Il résulte de tout ce qui précède que les conclusions à fin d’annulation présentées par Mme A… doivent être rejetées.
Sur les conclusions aux fins de suspension :
Aux termes de l’article L. 752-5 du code de l’entrée et du séjour des étrangers et du droit d’asile : « L’étranger dont le droit au maintien sur le territoire a pris fin en application des b ou d du 1° de l’article L. 542-2 et qui fait l’objet d’une décision portant obligation de quitter le territoire français peut, dans les conditions prévues à la présente section, demander au tribunal administratif la suspension de l’exécution de cette décision jusqu’à l’expiration du délai de recours devant la Cour nationale du droit d’asile ou, si celle-ci est saisie, soit jusqu’à la date de la lecture en audience publique de la décision de la cour, soit, s’il est statué par ordonnance, jusqu’à la date de la notification de celle-ci. ». Aux termes de l’article L. 752-6 du même code : « Lorsque le juge n’a pas encore statué sur le recours en annulation formé contre la décision portant obligation de quitter le territoire français en application de l’article L. 614-1, l’étranger peut demander au juge déjà saisi de suspendre l’exécution de cette décision. ». Aux termes de l’article L. 752-11 du même code : « Le président du tribunal administratif ou le magistrat désigné, saisi en application des articles L. 752-6 ou L. 752-7, fait droit à la demande de l’étranger lorsque celui-ci présente des éléments sérieux de nature à justifier, au titre de sa demande d’asile, son maintien sur le territoire durant l’examen de son recours par la Cour nationale du droit d’asile. ».

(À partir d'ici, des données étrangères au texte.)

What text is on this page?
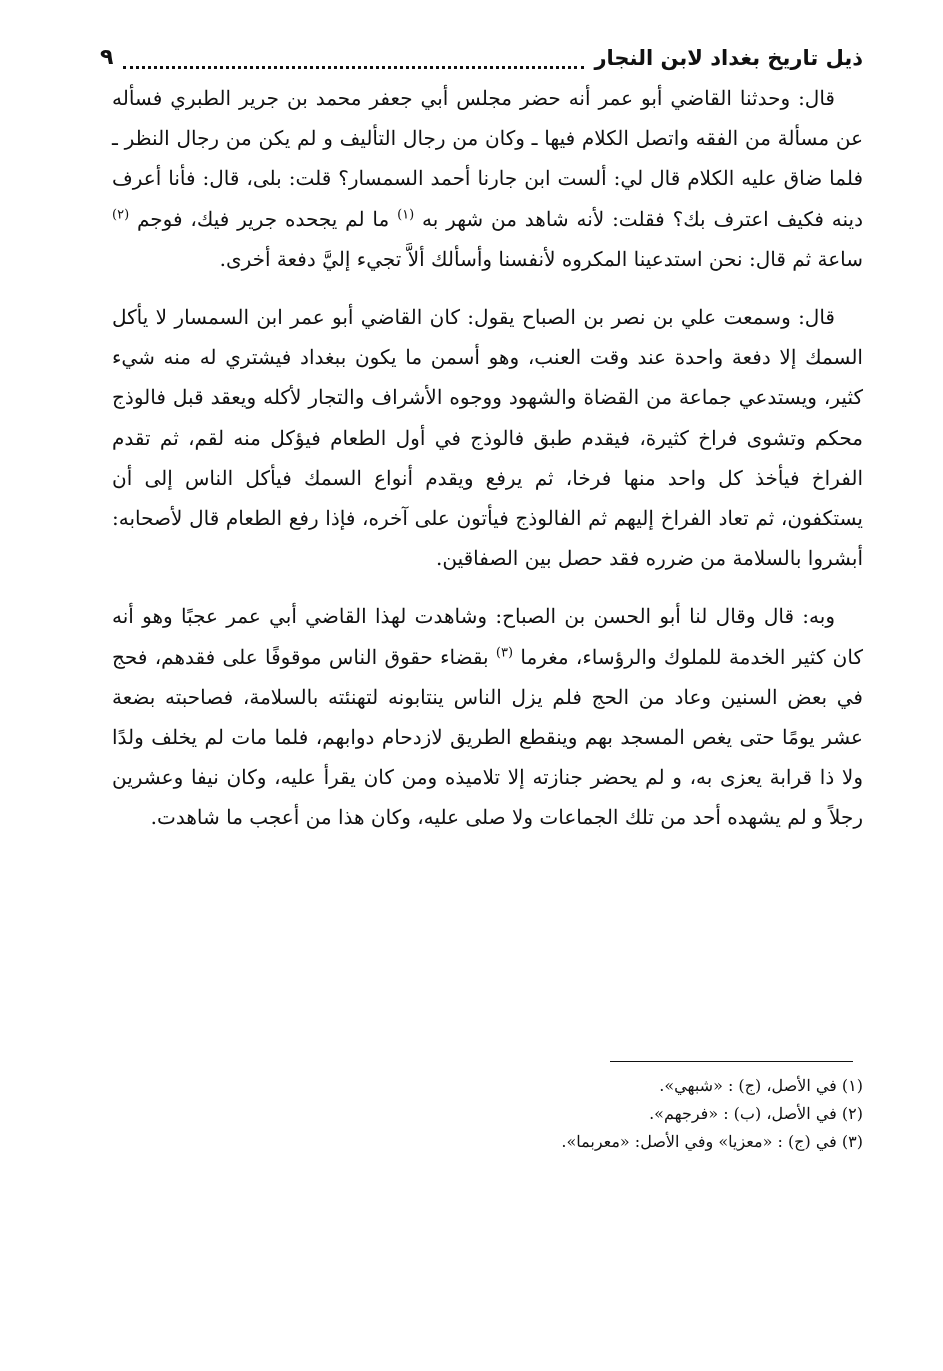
ذيل تاريخ بغداد لابن النجار
٩

قال: وحدثنا القاضي أبو عمر أنه حضر مجلس أبي جعفر محمد بن جرير الطبري فسأله عن مسألة من الفقه واتصل الكلام فيها ـ وكان من رجال التأليف و لم يكن من رجال النظر ـ فلما ضاق عليه الكلام قال لي: ألست ابن جارنا أحمد السمسار؟ قلت: بلى، قال: فأنا أعرف دينه فكيف اعترف بك؟ فقلت: لأنه شاهد من شهر به $^{(١)}$ ما لم يجحده جرير فيك، فوجم $^{(٢)}$ ساعة ثم قال: نحن استدعينا المكروه لأنفسنا وأسألك ألاَّ تجيء إليَّ دفعة أخرى.

قال: وسمعت علي بن نصر بن الصباح يقول: كان القاضي أبو عمر ابن السمسار لا يأكل السمك إلا دفعة واحدة عند وقت العنب، وهو أسمن ما يكون ببغداد فيشتري له منه شيء كثير، ويستدعي جماعة من القضاة والشهود ووجوه الأشراف والتجار لأكله ويعقد قبل فالوذج محكم وتشوى فراخ كثيرة، فيقدم طبق فالوذج في أول الطعام فيؤكل منه لقم، ثم تقدم الفراخ فيأخذ كل واحد منها فرخا، ثم يرفع ويقدم أنواع السمك فيأكل الناس إلى أن يستكفون، ثم تعاد الفراخ إليهم ثم الفالوذج فيأتون على آخره، فإذا رفع الطعام قال لأصحابه: أبشروا بالسلامة من ضرره فقد حصل بين الصفاقين.

وبه: قال وقال لنا أبو الحسن بن الصباح: وشاهدت لهذا القاضي أبي عمر عجبًا وهو أنه كان كثير الخدمة للملوك والرؤساء، مغرما $^{(٣)}$ بقضاء حقوق الناس موقوفًا على فقدهم، فحج في بعض السنين وعاد من الحج فلم يزل الناس ينتابونه لتهنئته بالسلامة، فصاحبته بضعة عشر يومًا حتى يغص المسجد بهم وينقطع الطريق لازدحام دوابهم، فلما مات لم يخلف ولدًا ولا ذا قرابة يعزى به، و لم يحضر جنازته إلا تلاميذه ومن كان يقرأ عليه، وكان نيفا وعشرين رجلاً و لم يشهده أحد من تلك الجماعات ولا صلى عليه، وكان هذا من أعجب ما شاهدت.

(١) في الأصل، (ج) : «شبهي».

(٢) في الأصل، (ب) : «فرجهم».

(٣) في (ج) : «معزيا» وفي الأصل: «معربما».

En l’état du dossier, Mme A… ne présente aucun élément sérieux de nature à justifier, au titre de sa demande d’asile, son maintien sur le territoire français durant l’examen de son recours par la Cour nationale du droit d’asile.
Il résulte de ce qui précède que les conclusions aux fins de suspension présentées par la requérante doivent être rejetées.
Par voie de conséquence du rejet des conclusions à fin d’annulation et de suspension présentées par la requérante, ses conclusions à fin d’injonction sous astreinte et celles présentées sur le fondement des dispositions des articles L. 761-1 du code de justice administrative et 37 de la loi du 10 juillet 1991 ne peuvent qu’être rejetées.
D E C I D E :
Article 1er : La requête de Mme A… prise dans l’ensemble de ses conclusions est rejetée.
Article 2 : Le présent jugement sera notifié à Mme B… A… et au préfet du Doubs.
Délibéré après l’audience du 30 septembre 2025, à laquelle siégeaient :
- Mme Michel, présidente,
- M. Debat, premier conseiller,
- Mme Fessard-Marguerie, conseillère.
Rendu public par mise à disposition au greffe le 18 novembre 2025.
La rapporteure,
FESSARD-MARGUERIE
La présidente,
F. MICHEL
La greffière,
E. CARTIER
La République mande et ordonne au préfet du Doubs en ce qui le concerne ou à tous commissaires de justice à ce requis en ce qui concerne les voies de droit commun contre les parties privées, de pourvoir à l’exécution de la présente décision.